Joel and Ethan Coen have entertained film audiences for over 35 years by exploring the dark psyche of man in a wide variety of features that often come with a quirky and humorous bite, which has become the duo’s signature style. Barton Fink, a notable but sometimes overlooked early entry in their filmography, is out now on Blu-ray from Umbrella Entertainment.
John Turturro stars as the titular lead, a humble writer for the common man, who has just made it big on Broadway with a hit play, one that reflects the social mood among the working class as opposed to telling tall tales. As fate would have it, Hollywood has come knocking with a lucrative offer to write for the big screen. Fink reluctancy takes the job with his first script to be for an upcoming wrestling picture.

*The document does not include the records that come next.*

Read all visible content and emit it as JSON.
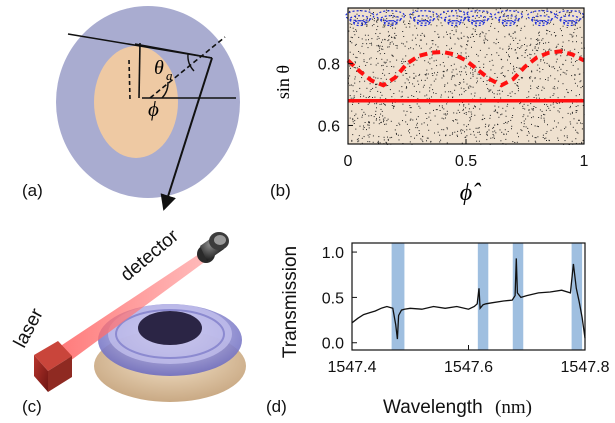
{
  "panels": {
    "a": {
      "label": "(a)",
      "theta": "θ",
      "theta_sub": "a",
      "phi": "ϕ"
    },
    "b": {
      "label": "(b)"
    },
    "c": {
      "label": "(c)",
      "laser": "laser",
      "detector": "detector"
    },
    "d": {
      "label": "(d)"
    }
  },
  "colors": {
    "outer_disk": "#a9acd0",
    "inner_disk": "#eec9a3",
    "chart_bg": "#efe1cf",
    "red": "#ff1010",
    "blue": "#1a2bd8",
    "highlight": "#9fbfe0"
  },
  "chart_data": [
    {
      "type": "scatter",
      "id": "b",
      "xlabel": "ϕ̂",
      "ylabel": "sin θ",
      "xlim": [
        0,
        1
      ],
      "ylim": [
        0.54,
        0.98
      ],
      "x_ticks": [
        "0",
        "0.5",
        "1"
      ],
      "y_ticks": [
        "0.6",
        "0.8"
      ],
      "y_tick_values": [
        0.6,
        0.8
      ],
      "x_tick_values": [
        0,
        0.5,
        1
      ],
      "solid_red_line": 0.68,
      "dashed_red_curve": {
        "x": [
          0,
          0.05,
          0.1,
          0.15,
          0.2,
          0.25,
          0.3,
          0.35,
          0.4,
          0.45,
          0.5,
          0.55,
          0.6,
          0.65,
          0.7,
          0.75,
          0.8,
          0.85,
          0.9,
          0.95,
          1.0
        ],
        "y": [
          0.81,
          0.775,
          0.745,
          0.73,
          0.755,
          0.8,
          0.825,
          0.835,
          0.838,
          0.83,
          0.81,
          0.78,
          0.75,
          0.73,
          0.75,
          0.79,
          0.82,
          0.835,
          0.84,
          0.83,
          0.81
        ]
      }
    },
    {
      "type": "line",
      "id": "d",
      "xlabel": "Wavelength",
      "xlabel_unit": "(nm)",
      "ylabel": "Transmission",
      "xlim": [
        1547.4,
        1547.8
      ],
      "ylim": [
        -0.08,
        1.1
      ],
      "x_ticks": [
        "1547.4",
        "1547.6",
        "1547.8"
      ],
      "x_tick_values": [
        1547.4,
        1547.6,
        1547.8
      ],
      "y_ticks": [
        "0.0",
        "0.5",
        "1.0"
      ],
      "y_tick_values": [
        0.0,
        0.5,
        1.0
      ],
      "highlight_bands": [
        [
          1547.468,
          1547.49
        ],
        [
          1547.616,
          1547.634
        ],
        [
          1547.676,
          1547.694
        ],
        [
          1547.777,
          1547.795
        ]
      ],
      "x": [
        1547.4,
        1547.41,
        1547.42,
        1547.43,
        1547.44,
        1547.45,
        1547.46,
        1547.47,
        1547.475,
        1547.478,
        1547.48,
        1547.485,
        1547.49,
        1547.5,
        1547.52,
        1547.54,
        1547.56,
        1547.58,
        1547.6,
        1547.61,
        1547.615,
        1547.618,
        1547.62,
        1547.625,
        1547.63,
        1547.64,
        1547.66,
        1547.675,
        1547.68,
        1547.682,
        1547.684,
        1547.69,
        1547.7,
        1547.72,
        1547.74,
        1547.76,
        1547.775,
        1547.78,
        1547.785,
        1547.79,
        1547.795,
        1547.8
      ],
      "y": [
        0.22,
        0.27,
        0.31,
        0.33,
        0.35,
        0.38,
        0.4,
        0.38,
        0.2,
        0.04,
        0.3,
        0.36,
        0.37,
        0.38,
        0.37,
        0.4,
        0.38,
        0.4,
        0.37,
        0.4,
        0.43,
        0.6,
        0.38,
        0.42,
        0.43,
        0.44,
        0.46,
        0.47,
        0.52,
        0.93,
        0.55,
        0.5,
        0.52,
        0.55,
        0.56,
        0.58,
        0.55,
        0.87,
        0.6,
        0.45,
        0.28,
        0.05
      ]
    }
  ]
}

Barton Fink is not overtly dramatic nor comedic, which isn’t unusual for the Coen’s, but I think it’s one of their strangest films, even edging towards horror with a number of visual nuances that are disturbing in retrospect. The creative vacuum of the Hollywood machine is portrayed as soul-crushing, or maybe consuming is the more appropriate word, as Fink’s devotion to his craft means very little in a business with its own ideas, where the executives only want to hear broad strokes. Between staring at his trusty Underwood typewriter (an intimating site for writers like myself whose masters are auto-correct and Grammarly) our fish-out-of-water meets an interesting assortment of individuals. Next door neighbour, Charlie Meadows (John Goodman), an insurance salesman, makes good company for Fink as the two bond over the regularness of life from inside their drab and unbearably hot hotel. W.P. Mayhew, an admired novelist played by John Mahoney, represents what might become of Fink should he succumb to the industry and abandon his aspirations. However, Mayhew’s long-suffering wife Audrey, played by Judy Davis, tries to help Fink out of his creative slump. With his aggressively fast-talking producer, Ben Geisler (Tony Shalhoub) bearing down for material and the blind faith instilled by the boisterous studio boss, Jack Lipnick (Michael Lerner), the pressure to deliver takes its toll on our protagonist. The increasingly bizarre nature and sudden plot twists have Fink questioning his reality in this personal hell. Performances from practically everyone are first-rate, especially Turturro and Goodman, who are both perfect examples of the eccentricity the Coens give many of their leading and supporting characters.
VIDEO AND AUDIO
Umbrella’s release of Barton Fink is a re-issue of the 2011 edition put out by Universal, although, the menu screen has not carried over in favour of increased viability, butchapter breaks are thankfully still in place. Presented in 1.85:1 widescreen, the image is quite sharp, perhaps a little too much and edge enhancements are very noticeable throughout, which is a tell-tale sign of a dated transfer. Darker scenes display quite a bit of noise, but colours overall are very strong, helping to enhance the Coen’s very visual style of storytelling. The disc’s 2.0 DTS-HD track is very robust in volume and comes through quite clear, allowing the slightest of audible details to be heard, that at times are significant to our struggling writer’s experience.
I’m not sure I understand Barton Fink entirely, but I think I’m safe in saying that it’s a story about the death of dreams or a metaphor for creative purgatory. Needless to say, it’s a movie you’ll probably need to see more than once, even to just examine the stunning and rather telling cinematography by Roger Deakins.